The incredible thing about the Work that Reconnects is that it offers us a set of practices and insights that can support us in these times, no matter how bad things get. And that’s not to spiritually bypass or let us off the hook to continue undertaking the immense and heartbreaking tasks that lie before us. In fact, the opposite is true. I think one of the great teachings that Joanna left us is about how to maintain and nourish our intentions – how to fully embody our values, renew our energies, and engage with our hearts, no matter the outcome.
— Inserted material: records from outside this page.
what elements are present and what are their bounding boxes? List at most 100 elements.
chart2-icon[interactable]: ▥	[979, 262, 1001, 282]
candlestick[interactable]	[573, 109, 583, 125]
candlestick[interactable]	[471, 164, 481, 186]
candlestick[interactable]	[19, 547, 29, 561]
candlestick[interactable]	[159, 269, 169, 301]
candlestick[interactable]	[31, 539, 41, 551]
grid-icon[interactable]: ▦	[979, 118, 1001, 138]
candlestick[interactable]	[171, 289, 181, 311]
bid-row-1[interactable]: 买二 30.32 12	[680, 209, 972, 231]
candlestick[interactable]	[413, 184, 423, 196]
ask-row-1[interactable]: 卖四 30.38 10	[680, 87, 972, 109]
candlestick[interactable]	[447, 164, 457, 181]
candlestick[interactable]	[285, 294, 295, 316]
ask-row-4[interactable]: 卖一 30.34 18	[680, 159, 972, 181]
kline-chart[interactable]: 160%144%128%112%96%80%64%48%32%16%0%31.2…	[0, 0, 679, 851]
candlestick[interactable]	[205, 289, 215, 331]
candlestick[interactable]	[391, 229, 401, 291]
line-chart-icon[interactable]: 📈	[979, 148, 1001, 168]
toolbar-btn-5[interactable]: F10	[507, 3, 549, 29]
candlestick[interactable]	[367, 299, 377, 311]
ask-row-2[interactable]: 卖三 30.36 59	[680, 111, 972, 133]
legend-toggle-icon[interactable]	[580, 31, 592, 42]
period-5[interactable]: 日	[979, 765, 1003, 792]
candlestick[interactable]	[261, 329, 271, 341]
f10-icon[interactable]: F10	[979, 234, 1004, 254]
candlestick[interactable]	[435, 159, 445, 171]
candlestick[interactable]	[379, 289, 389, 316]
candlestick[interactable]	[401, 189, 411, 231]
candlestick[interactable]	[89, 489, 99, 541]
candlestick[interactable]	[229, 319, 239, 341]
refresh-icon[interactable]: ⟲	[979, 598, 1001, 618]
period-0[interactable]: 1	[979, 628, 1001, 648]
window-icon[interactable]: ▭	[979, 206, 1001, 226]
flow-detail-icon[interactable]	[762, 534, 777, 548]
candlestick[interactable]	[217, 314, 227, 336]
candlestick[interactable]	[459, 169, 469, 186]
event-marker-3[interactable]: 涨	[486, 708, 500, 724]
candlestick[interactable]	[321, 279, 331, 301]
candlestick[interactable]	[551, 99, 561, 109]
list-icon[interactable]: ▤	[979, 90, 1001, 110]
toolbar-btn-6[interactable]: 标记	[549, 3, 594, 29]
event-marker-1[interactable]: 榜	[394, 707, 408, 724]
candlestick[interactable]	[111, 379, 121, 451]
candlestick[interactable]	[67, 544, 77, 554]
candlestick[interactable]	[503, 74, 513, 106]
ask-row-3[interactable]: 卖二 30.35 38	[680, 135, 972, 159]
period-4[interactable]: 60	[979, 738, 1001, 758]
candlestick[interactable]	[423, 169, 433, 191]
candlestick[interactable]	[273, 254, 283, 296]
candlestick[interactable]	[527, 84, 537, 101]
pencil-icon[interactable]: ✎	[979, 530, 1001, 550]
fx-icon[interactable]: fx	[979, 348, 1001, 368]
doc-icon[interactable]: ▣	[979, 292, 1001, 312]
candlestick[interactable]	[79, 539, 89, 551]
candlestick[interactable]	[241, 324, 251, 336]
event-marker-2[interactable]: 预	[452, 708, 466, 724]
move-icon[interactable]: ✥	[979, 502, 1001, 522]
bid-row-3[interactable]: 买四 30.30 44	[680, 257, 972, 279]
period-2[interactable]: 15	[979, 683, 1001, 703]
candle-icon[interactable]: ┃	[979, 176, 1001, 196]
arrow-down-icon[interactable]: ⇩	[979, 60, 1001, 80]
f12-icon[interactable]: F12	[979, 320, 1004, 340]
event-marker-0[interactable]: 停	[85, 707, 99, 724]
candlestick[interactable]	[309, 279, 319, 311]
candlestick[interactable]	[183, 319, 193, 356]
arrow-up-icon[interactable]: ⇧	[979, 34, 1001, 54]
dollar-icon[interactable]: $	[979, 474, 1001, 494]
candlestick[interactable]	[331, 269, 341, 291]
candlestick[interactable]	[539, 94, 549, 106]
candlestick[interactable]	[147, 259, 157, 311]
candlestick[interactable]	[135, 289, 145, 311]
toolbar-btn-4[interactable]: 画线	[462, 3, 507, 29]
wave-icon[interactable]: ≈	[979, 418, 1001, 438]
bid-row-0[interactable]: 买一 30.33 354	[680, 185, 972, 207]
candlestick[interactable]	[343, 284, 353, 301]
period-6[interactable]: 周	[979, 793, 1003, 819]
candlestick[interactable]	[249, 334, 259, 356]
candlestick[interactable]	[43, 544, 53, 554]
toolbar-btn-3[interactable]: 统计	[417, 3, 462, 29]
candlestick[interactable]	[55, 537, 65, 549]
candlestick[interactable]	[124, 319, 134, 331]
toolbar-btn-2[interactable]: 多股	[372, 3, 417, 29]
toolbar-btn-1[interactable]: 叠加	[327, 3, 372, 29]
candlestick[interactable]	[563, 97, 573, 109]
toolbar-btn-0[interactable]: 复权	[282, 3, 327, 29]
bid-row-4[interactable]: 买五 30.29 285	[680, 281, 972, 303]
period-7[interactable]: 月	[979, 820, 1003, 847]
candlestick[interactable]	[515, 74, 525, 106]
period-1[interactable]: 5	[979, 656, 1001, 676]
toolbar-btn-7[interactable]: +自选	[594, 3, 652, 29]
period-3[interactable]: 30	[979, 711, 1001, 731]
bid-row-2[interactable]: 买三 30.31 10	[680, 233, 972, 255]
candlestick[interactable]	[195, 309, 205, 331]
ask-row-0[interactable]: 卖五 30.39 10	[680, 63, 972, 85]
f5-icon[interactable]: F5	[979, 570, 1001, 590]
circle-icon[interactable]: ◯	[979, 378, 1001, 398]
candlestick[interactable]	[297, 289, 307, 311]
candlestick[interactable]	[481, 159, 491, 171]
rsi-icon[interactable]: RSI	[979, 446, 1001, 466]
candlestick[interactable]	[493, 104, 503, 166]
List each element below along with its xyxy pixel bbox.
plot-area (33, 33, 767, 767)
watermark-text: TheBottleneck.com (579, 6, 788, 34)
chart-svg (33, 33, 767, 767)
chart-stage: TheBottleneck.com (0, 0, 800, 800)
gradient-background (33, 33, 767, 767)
In the last years of her life, as climate news began to look more dire, I asked her if she still related to the idea of the Great Turning in the same way. The Great Turning, when I was younger, seemed like something we could hope for, something that could win. And now I wasn’t so sure. The Great Turning, she told me, is not a goal. It’s a way of being. And just like her teachings on gratitude, it’s not dependent on external circumstances. Joanna’s work, at its essence, is designed to aid us in returning us to a felt experience of “our true nature”—that is to say, our visceral sense of deep belonging in the web of life, even as the web of life becomes more tattered. In one of her many guided meditations, she writes: “Out of that web you cannot fall … no stupidity, failure or cowardice can ever sever you from that living web. For that is what you are …. Rest in that knowing. Rest in the Great Peace…. Out of it we can act, we can risk everything … and let each encounter be a homecoming to our true nature . . . Indeed it is so.”*
May it be so. Rest in power, Joanna Macy. Thank you for the many gifts you have given us. May your work live on through the Great Turning.
*See “The Four Abodes” in Macy & Brown, Coming Back to Life, 2014.